T-Mobile (Uncarrier 001)

As T-Mobile this morning started accepting pre-orders for the iPhone 5, its ‘Uncarrier’ initiative is about to be put to the real test. Will consumer prefer paying $20 in monthly installments for their iPhone 5 (with $99 downpayment) in exchange for a more affordable and simpler wireless service plan?

Or, would they rather continue dropping a hundred bucks or more each month for their overpriced wireless service, with no easy way to cancel their long-term commitment without incurring hefty penalties and hidden fees?

We should know in the coming days and weeks as the Deutsche Telekom-owned telco starts selling the popular smartphone beginning next Friday, April 12.

When T-Mobile announced earlier this year it would kill subsidies and offer Apple’s handset on monthly installments, cowardly AT&T and Verizon employed waiting tactics, opting to instead sit on the sidelines and monitor how the situation unfolds rather than improve their own dealings with customers.

When asked to comment on T-Mobile’s new Uncarrier business strategy, Verizon CEO Lowell McAdam Wednesday rather ambiguously responded that his company isn’t really ready to kill subsidies right off the bat…
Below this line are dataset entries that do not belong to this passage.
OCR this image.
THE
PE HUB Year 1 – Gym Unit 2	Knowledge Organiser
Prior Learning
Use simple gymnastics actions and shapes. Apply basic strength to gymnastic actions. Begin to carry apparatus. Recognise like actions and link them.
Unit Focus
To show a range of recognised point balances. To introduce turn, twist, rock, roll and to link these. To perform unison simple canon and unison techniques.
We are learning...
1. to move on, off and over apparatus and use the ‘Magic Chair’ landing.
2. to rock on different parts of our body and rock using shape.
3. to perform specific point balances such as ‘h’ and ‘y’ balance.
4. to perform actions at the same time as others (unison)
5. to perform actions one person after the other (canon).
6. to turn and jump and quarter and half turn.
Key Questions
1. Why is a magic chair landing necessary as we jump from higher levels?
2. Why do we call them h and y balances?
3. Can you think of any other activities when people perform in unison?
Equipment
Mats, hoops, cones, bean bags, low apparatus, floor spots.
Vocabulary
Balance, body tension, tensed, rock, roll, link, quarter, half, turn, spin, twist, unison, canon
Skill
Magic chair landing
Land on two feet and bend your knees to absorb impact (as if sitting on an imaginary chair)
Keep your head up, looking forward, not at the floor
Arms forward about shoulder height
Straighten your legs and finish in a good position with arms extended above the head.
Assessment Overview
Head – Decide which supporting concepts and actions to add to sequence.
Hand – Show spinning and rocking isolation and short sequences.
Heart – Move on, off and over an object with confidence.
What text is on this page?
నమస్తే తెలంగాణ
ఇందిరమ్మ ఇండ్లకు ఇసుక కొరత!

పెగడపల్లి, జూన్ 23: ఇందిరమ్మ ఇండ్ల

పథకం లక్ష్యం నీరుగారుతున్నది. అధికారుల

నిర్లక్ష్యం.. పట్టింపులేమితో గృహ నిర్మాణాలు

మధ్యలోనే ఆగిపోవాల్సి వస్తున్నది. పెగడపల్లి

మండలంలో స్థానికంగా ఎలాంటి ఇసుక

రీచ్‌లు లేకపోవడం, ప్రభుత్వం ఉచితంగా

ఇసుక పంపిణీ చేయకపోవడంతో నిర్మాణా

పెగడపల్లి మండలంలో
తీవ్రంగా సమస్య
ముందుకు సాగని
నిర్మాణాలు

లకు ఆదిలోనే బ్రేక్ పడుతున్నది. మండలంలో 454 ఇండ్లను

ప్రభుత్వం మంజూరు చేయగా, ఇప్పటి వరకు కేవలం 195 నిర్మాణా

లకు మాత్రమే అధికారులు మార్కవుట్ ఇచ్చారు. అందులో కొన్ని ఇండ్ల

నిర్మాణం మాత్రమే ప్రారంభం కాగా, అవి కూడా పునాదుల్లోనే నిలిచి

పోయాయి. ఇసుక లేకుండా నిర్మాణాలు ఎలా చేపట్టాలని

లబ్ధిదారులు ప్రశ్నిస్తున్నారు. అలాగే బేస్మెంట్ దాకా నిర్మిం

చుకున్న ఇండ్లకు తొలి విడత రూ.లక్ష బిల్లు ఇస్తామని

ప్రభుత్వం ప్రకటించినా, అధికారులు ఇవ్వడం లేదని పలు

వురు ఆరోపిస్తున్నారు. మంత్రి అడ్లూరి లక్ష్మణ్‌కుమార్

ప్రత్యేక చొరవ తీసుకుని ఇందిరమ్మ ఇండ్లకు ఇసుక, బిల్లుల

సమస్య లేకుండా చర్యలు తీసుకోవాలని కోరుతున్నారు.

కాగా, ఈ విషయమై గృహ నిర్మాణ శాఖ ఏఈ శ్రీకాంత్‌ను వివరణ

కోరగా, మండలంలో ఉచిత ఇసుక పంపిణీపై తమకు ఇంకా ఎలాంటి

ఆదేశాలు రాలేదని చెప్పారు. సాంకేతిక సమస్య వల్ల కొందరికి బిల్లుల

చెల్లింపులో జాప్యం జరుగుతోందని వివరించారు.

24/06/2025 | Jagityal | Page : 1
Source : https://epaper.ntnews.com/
Needles to say, Verizon is so customer-oriented that it’d at least be willing to reconsider its stance – but not unless its customers first demand such a U-turn.

CNET has the full quote:

McAdam said it was “pretty easy” to change up the model to eliminate contracts, and added that he would watch the consumer response that T-Mobile gets from its recent decision to drop contracts and phone subsidies altogether.

He indicated a willingness to follow suit if consumers start asking for it.

So go ahead and start “asking for it” in the hope that Verizon would abandon its exorbitant pricing schemes.

He, of course, is very “happy when I see something different tried.”

And yes, Verizon can react “quickly to consumers’ shifting needs.”

http://www.youtube.com/watch?v=KpUfKnKmQhk

He gave a similar lame comment back in January, telling Reuters that T-Mobile USA’s new strategy was “very intriguing,” but wondered if consumers are ready to pay full price.

Our little non-scientific poll reveals that about half the respondents are willing to drop their carrier and go with T-Mobile’s Uncarrier.

Verizon Wireless has the best 4G coverage and ranks highest in terms of voice and data service quality, according to both Consumer Reports and Rootmetrics.

What’s your stance on Verizon ignoring what looks to be a new and modern wireless industry business model in the making?